Navigate to “ArgoWorkflow Metrics” dashboard. Locate Grafana filters at the top of the dashboard and select the following to see the metrics, if required:

  • Juju model = kubeflow
  • Juju application = argo-controller

The following metrics are provided (scroll down to see more graphs):

  • Number of workflows in error state
  • Number of workflows in failed state
  • Number of workflows in pending state
  • Number of workflows in running state
  • Number of workflows in succeded state
  • Graph of number of workflow currently accessible by controller
  • Graph of number of workflow errors alerting
  • Histogram of workflow operation duration (not execution time)
  • Graph of number of workflow queue adds
  • Graph of depth of work queue
  • Graph of time objects spent in the queue
  • Graph of number of log messages

View metrics in Jupyter Notebook Controller dashboard

Navigate to “Jupyter Notebook Controller” dashboard. Locate Grafana filters at the top of the dashboard and select the following to see the metrics, if required:

  • Juju model = kubeflow
  • Juju application = jupyter-controller

The following metrics are provided:

  • Graph of number of notebooks created on the controller since last restart.
  • Graph of number of notebooks present on the controller.

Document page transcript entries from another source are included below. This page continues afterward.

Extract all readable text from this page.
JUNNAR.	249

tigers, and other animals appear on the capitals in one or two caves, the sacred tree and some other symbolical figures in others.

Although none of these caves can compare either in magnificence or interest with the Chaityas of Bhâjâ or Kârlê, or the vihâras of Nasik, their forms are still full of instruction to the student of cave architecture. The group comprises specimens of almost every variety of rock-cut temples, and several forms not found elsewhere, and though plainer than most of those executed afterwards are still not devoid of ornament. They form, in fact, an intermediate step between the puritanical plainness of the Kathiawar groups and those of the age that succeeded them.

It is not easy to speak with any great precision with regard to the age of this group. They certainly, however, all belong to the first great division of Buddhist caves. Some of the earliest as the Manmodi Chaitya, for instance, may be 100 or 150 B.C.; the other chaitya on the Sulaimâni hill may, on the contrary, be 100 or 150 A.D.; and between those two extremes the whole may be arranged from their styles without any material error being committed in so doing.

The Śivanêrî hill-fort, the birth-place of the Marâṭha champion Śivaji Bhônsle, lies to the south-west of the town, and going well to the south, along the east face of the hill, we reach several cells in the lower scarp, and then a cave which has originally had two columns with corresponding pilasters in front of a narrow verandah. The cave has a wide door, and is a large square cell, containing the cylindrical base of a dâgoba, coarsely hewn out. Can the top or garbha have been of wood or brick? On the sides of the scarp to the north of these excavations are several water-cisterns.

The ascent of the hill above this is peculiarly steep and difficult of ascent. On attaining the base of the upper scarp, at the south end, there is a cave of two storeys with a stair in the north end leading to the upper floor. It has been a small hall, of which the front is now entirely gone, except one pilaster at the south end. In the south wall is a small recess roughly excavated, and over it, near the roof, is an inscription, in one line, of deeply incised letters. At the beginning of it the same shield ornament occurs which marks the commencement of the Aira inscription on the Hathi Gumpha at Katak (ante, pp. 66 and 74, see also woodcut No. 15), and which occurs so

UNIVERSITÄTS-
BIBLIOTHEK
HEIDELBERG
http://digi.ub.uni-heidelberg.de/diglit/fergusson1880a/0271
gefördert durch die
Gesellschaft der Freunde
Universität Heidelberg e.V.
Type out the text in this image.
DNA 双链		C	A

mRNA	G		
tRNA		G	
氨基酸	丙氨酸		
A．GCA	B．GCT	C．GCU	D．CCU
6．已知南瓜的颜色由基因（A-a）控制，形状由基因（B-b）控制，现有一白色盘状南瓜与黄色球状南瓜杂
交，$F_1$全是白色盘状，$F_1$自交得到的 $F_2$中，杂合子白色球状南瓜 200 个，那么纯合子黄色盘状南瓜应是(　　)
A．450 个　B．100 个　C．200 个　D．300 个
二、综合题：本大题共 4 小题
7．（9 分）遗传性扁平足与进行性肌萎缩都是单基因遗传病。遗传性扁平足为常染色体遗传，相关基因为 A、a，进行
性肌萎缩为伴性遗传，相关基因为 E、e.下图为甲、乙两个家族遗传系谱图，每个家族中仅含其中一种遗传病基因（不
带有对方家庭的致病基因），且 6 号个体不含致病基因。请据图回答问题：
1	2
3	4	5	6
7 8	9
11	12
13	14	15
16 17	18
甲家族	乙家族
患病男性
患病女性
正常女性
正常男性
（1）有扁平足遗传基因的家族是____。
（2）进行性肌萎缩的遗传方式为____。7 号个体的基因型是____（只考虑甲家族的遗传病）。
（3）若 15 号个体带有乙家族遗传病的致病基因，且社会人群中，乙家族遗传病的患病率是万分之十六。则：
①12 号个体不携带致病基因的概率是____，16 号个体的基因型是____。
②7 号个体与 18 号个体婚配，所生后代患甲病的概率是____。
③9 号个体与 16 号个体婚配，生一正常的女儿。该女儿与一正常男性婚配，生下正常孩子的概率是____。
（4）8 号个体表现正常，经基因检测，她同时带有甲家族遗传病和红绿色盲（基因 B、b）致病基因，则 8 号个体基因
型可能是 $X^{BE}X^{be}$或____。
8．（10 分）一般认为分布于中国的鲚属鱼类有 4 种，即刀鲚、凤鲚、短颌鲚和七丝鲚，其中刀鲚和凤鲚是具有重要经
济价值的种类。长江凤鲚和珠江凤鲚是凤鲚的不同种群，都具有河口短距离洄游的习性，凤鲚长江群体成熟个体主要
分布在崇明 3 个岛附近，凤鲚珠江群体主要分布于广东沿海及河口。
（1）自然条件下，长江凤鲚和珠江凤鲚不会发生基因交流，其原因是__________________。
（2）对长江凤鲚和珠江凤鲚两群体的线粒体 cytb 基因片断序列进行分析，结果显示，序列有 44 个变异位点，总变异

View metrics in View metrics in Seldon Controller Manager dashboard

Navigate to “Seldon Core” dashboard. Locate Grafana filters at the top of the dashboard and select the following to see the metrics, if required:

  • Juju model = kubeflow
  • Juju application = seldon-controller-manager

The following metrics are provided and describe models deployed to Seldon Core:

  • Graph of number of models rejected and accepted.